Adversarial Mindset

Adapt to Overcome

Knowing Your Adversary

Being able to understand your adversary in all facets is imperative to achieving your mission.  For the purpose of this post, adversary can be interchangeable with ‘target’.

The most important thing you can do when you are assessing your situation is to just stop and observe the atmospherics around you. By atmospherics, I mean the literal environment, the people, the actions and reactions of how they interplay together and the observable reactions of those. You can apply this concept to digital environments as well as physical; the concept is full spectrum.

The more you slip into observation mode, the less you are interacting with the environment around you. Think of the environment as a pond, the more you move, the more ripples you create. By creating ripples you are causing reactions and subsequent actions and thus again reactions. You don’t want to be creating this movement as you will be self-identifying yourself to the adversary based on your actions, reactions, and those of entities and the environment around you. When you are assessing your adversary, know that this could influence the field of play negatively.

Being able to understand how your adversary interacts with the environment and how it and other entities react to that interaction is vital. Try to approach the problem set with a systems-style framework like I’ve mentioned previously. Everything is a system of systems. There must be a reason why something is the way it is; behind a system there is a human or humans that have created the processes for which it operates. Processes are created to do an action; whether its to solve a problem(s) or create new one(s) - they have a set high-level goal.

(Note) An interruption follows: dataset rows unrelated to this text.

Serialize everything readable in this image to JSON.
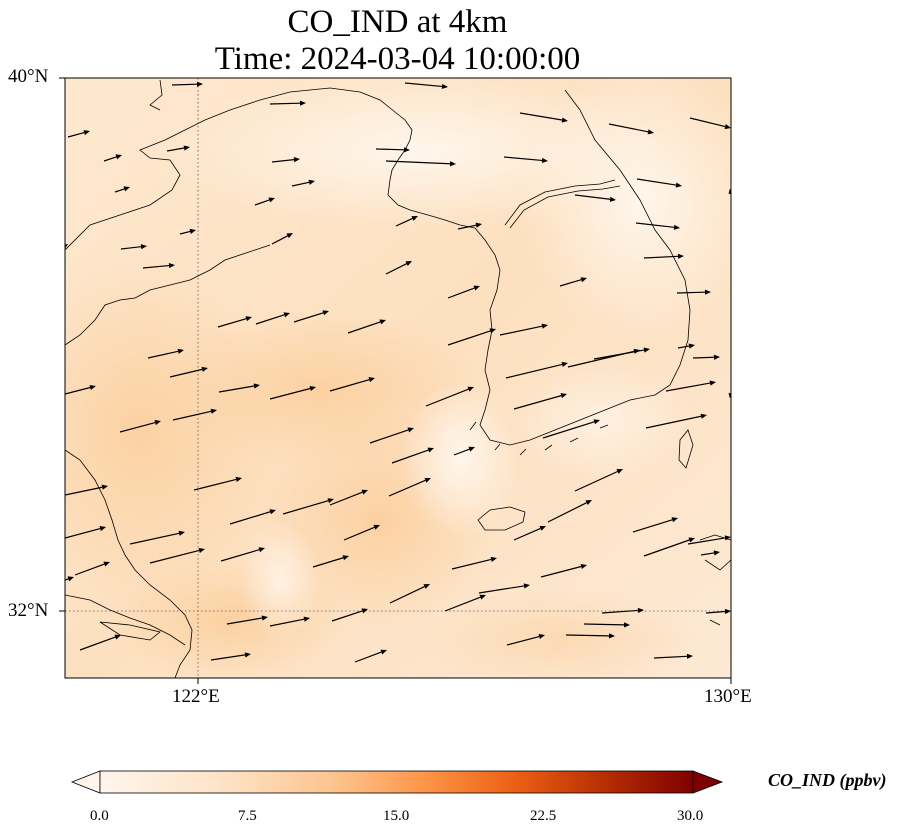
{
  "title": {
    "line1": "CO_IND at 4km",
    "line2": "Time: 2024-03-04 10:00:00"
  },
  "axes": {
    "y_ticks": [
      {
        "value": 40,
        "label": "40°N"
      },
      {
        "value": 32,
        "label": "32°N"
      }
    ],
    "x_ticks": [
      {
        "value": 122,
        "label": "122°E"
      },
      {
        "value": 130,
        "label": "130°E"
      }
    ],
    "lon_range": [
      120,
      130
    ],
    "lat_range": [
      31,
      40
    ],
    "gridlines": "dotted"
  },
  "colorbar": {
    "label": "CO_IND (ppbv)",
    "ticks": [
      "0.0",
      "7.5",
      "15.0",
      "22.5",
      "30.0"
    ],
    "min": 0,
    "max": 30,
    "colormap": [
      "#fff5eb",
      "#fdd4aa",
      "#fd9f55",
      "#e95e0d",
      "#b13a03",
      "#7f0000"
    ],
    "extend": "both"
  },
  "field": {
    "variable": "CO_IND",
    "typical_range_ppbv": [
      1,
      7
    ]
  },
  "colors": {
    "field_light": "#fff1e0",
    "field_mid": "#fde3c6",
    "field_dark": "#fbd3a6",
    "coastline": "#000000",
    "arrow": "#000000"
  }
}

Additionally, when attempting to understand your adversary, you may want to understand their reactionary timing and strategies they employ to when reacting to a potential threat action from an outside force. By testing these boundaries, you can start to enumerate the layers of their own awareness and defensive posture.

Two examples:

  1. From a physical standpoint, if you observe an entity approaching a a secure door when they shouldn’t be and notice a physical guard presence thwart entry to the secure space and time how long it took, the numbers of the responding force and how they responded - before, during, and after target interdiction - this will be beneficial to know. Do they radio the all clear, do they remain in the area in case there are additional threats, or do they depart after the event is over?

  2. From a digital perspective, if you are performing active reconnaissance on the perimeter of your target, are they banning IP addresses (I hope you’re using burner IP’s for this type of activity); does the firewall seem overly permissive (it could be a trap), are ports filtered? What type of server banners are returned if you do a simple curl / GET request?

Remember the ABC’s - Always Be Collecting.

Once you’ve obtained enough information to start profiling your adversary you should start organizing the data you collected into structured statements and assumptions about the entity.

A few example questions to ask yourself:

  • What does the data say about your adversary?

    • What does it say about the environment, and how your adversary interacts with it? With yourself?

  • What does it not say? (What’s missing?)

    • Do you need to collect more information?

  • What assumptions can you make based on the data?

    • What assumptions are safe?

    • What assumptions are not safe; and how can you collect or what can you collect to increase the probabilities of the assumption being correct?

If you can attribute your adversary; knowing historical tools, tactics, and procedures used by them you can start to enter the analytical process of understanding the motivation that drives them to operate against you and the mindset they carry with them to further their purposes.  Similar to studying counterterrorism; terrorists operate under the concept of acting based on a grievance. If you can understand what that grievance is, why it was formed and why they are operating in the way they are, this will help yo understand the possibilities around either ending that grievance for the group or how to counteract the messaging around it.

Another Example:

Understanding why the farmer puts his vegetables for sale in the late morning, you’ll know that he harvests in the early morning. Knowing this, you can make a safe assumption that if the farmer works their own land, that they most likely go to sleep earlier than naught. This identifies loose hours of operation. If the farmer is your adversary and your goal is to steal farm equipment out of his barn, you may want to target the barn opposite of the field they are working or targeting rest hours to perform this acquisition; or even, target the farmers equipment while they are selling their goods at their vegetable stand in the late morning and not at their farm. A simplistic example, but it’s generally an easy one to relate to the concepts above.